Ayrıntılar ve Çatışma
19 Ağustos 1862 tarihinde başlayan isyan ile birlikte Siouxlar; beyaz yerleşimcilere karşı saldırılar düzenlediler. Özellikle Fort Ridgely’e yapılan saldırılar dikkat çekiciydi. Bu süreçte birçok kişi hayatını kaybetti: Resmi kayıtlara göre en az 800 kadar beyaz yerleşimci öldürüldü ya da yaralandı!
Kızılderililerin liderlerinden olan Tatanka Iyotake komutasındaki savaşçılar öne çıkmıştı. Bu durum hükümeti oldukça endişelendirdi ve sonuç olarak çok sayıda Kızılderili tutuklandı.
Abe Lincoln’un Kararı
İşte tam bu noktada ABD Başkanı Abraham Lincoln devreye girdi! Daha sonra iddia edilir ki, halkın tepkisini kontrol altına almak amacıyla durumu sertleştirme kararı aldı . Lincoln'ün önüne gelen dosyalar sonucunda tutuklanan 303 Sioux Kızılderilisi hakkında karar verilmesi gerekiyordu.
26 Aralık 1862’de gerçekleştirilen infazlarla birlikte tarihteki belirsiz anlardan biri daha yaşanmış oldu: Resmi kaynaklara göre 39 kişi asılmak üzere seçildi; adeta bir "öç alma" operasyonu gibi düşünmek mümkün!

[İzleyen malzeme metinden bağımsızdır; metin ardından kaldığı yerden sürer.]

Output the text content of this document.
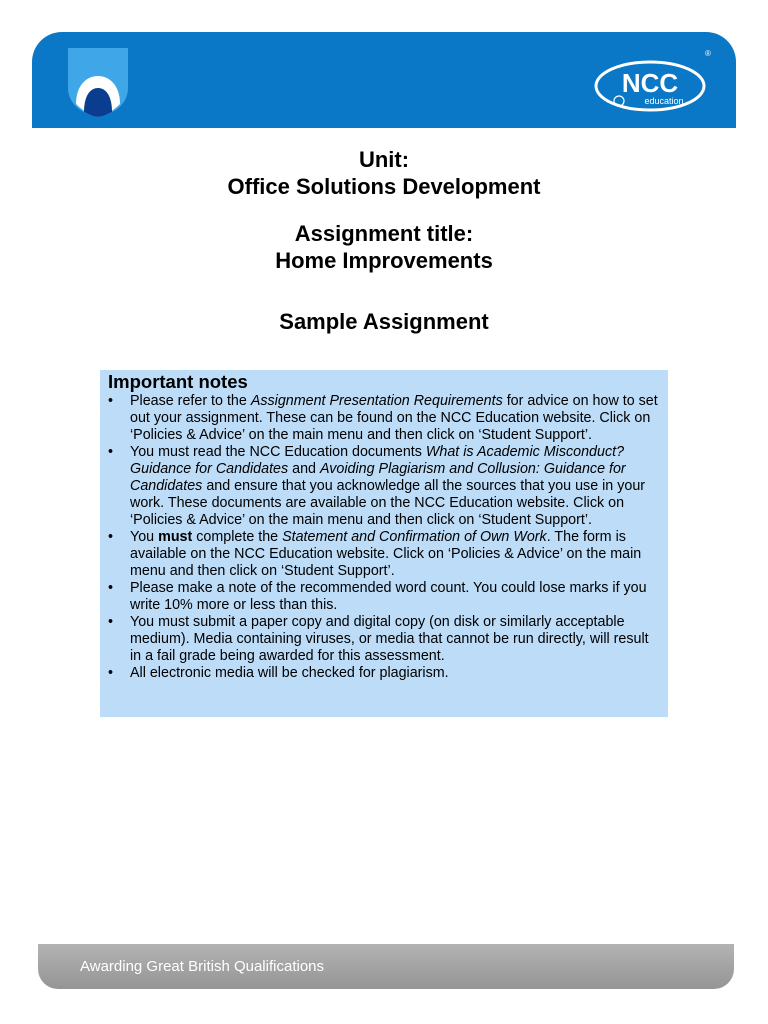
NCC
education
®
Unit:
Office Solutions Development
Assignment title:
Home Improvements
Sample Assignment
Important notes
• Please refer to the Assignment Presentation Requirements for advice on how to set out your assignment. These can be found on the NCC Education website. Click on ‘Policies & Advice’ on the main menu and then click on ‘Student Support’.
• You must read the NCC Education documents What is Academic Misconduct? Guidance for Candidates and Avoiding Plagiarism and Collusion: Guidance for Candidates and ensure that you acknowledge all the sources that you use in your work. These documents are available on the NCC Education website. Click on ‘Policies & Advice’ on the main menu and then click on ‘Student Support’.
• You must complete the Statement and Confirmation of Own Work. The form is available on the NCC Education website. Click on ‘Policies & Advice’ on the main menu and then click on ‘Student Support’.
• Please make a note of the recommended word count. You could lose marks if you write 10% more or less than this.
• You must submit a paper copy and digital copy (on disk or similarly acceptable medium). Media containing viruses, or media that cannot be run directly, will result in a fail grade being awarded for this assessment.
• All electronic media will be checked for plagiarism.
Awarding Great British Qualifications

Kayıpların Gölgesinde Yaşamak
Bunlar olurken Minnesota’nın soğuk kış akşamlarında insanlar için zorlu günler yaşanıyordu... Bir tanık ifadesine göre "O gün babam o kuytuda oturmuş bekliyordu. Geride kalan ailem için çok endişeliydi." diyen biri yaşananları anlatıyordu . Tanıkların anlattıkları bize o günlerin korkusunu hissettiriyor ama onları kurtarmanın yollarını ararken ruhlarda açılan yaraları da görmemizi sağlıyordu.
Sosyal Dayanışma Dönemi
Sosyal medya yoktu elbette! Ama o zamanlarda insanlar arasında sıkça başvurulan başka yollar vardı: telefon zincirleri ya da radyo duyuruları gibi! Yerel topluluklar birbirine kenetlenip yardımlaşmaya çalıştıkları gibi pek çok insan da kendilerini ifade etme biçimleri geliştirmişti...
Bütün bunlar insanlığın dayanıklılığını gösteriyor fakat aslında tüm dünyada barışı korumak adına nasıl savaştığımız üzerine düşündürten detaylardı! Birçok kaynakta bu dönemin sosyal dayanışmasının temel taşlarını oluşturduğu iddia edilir ki belki de insanlık olarak gelişmemizin ne denli hayati olduğunu gözler önüne serer nitelikteydi!
Düşündüren Bağlantılar
Peki bugüne döndüğümüzde böyle olaylarla karşılaşmamamız için neler yapabiliriz? Günümüzde Twitter'da @........... kullanıcılarından gelen yorumlara baktığınızda ise geçmişten ders çıkaran yeni nesil var mı diye sorgulamak gerekir! Acaba insanoğlu geçmişteki hatalardan yeterince ders alabiliyor mu? Sadece Amerika'nın değil dünyanın birçok bölgesinde benzer olaylarla yüzleşmeye devam etmekteyiz… Nasıl olacak peki?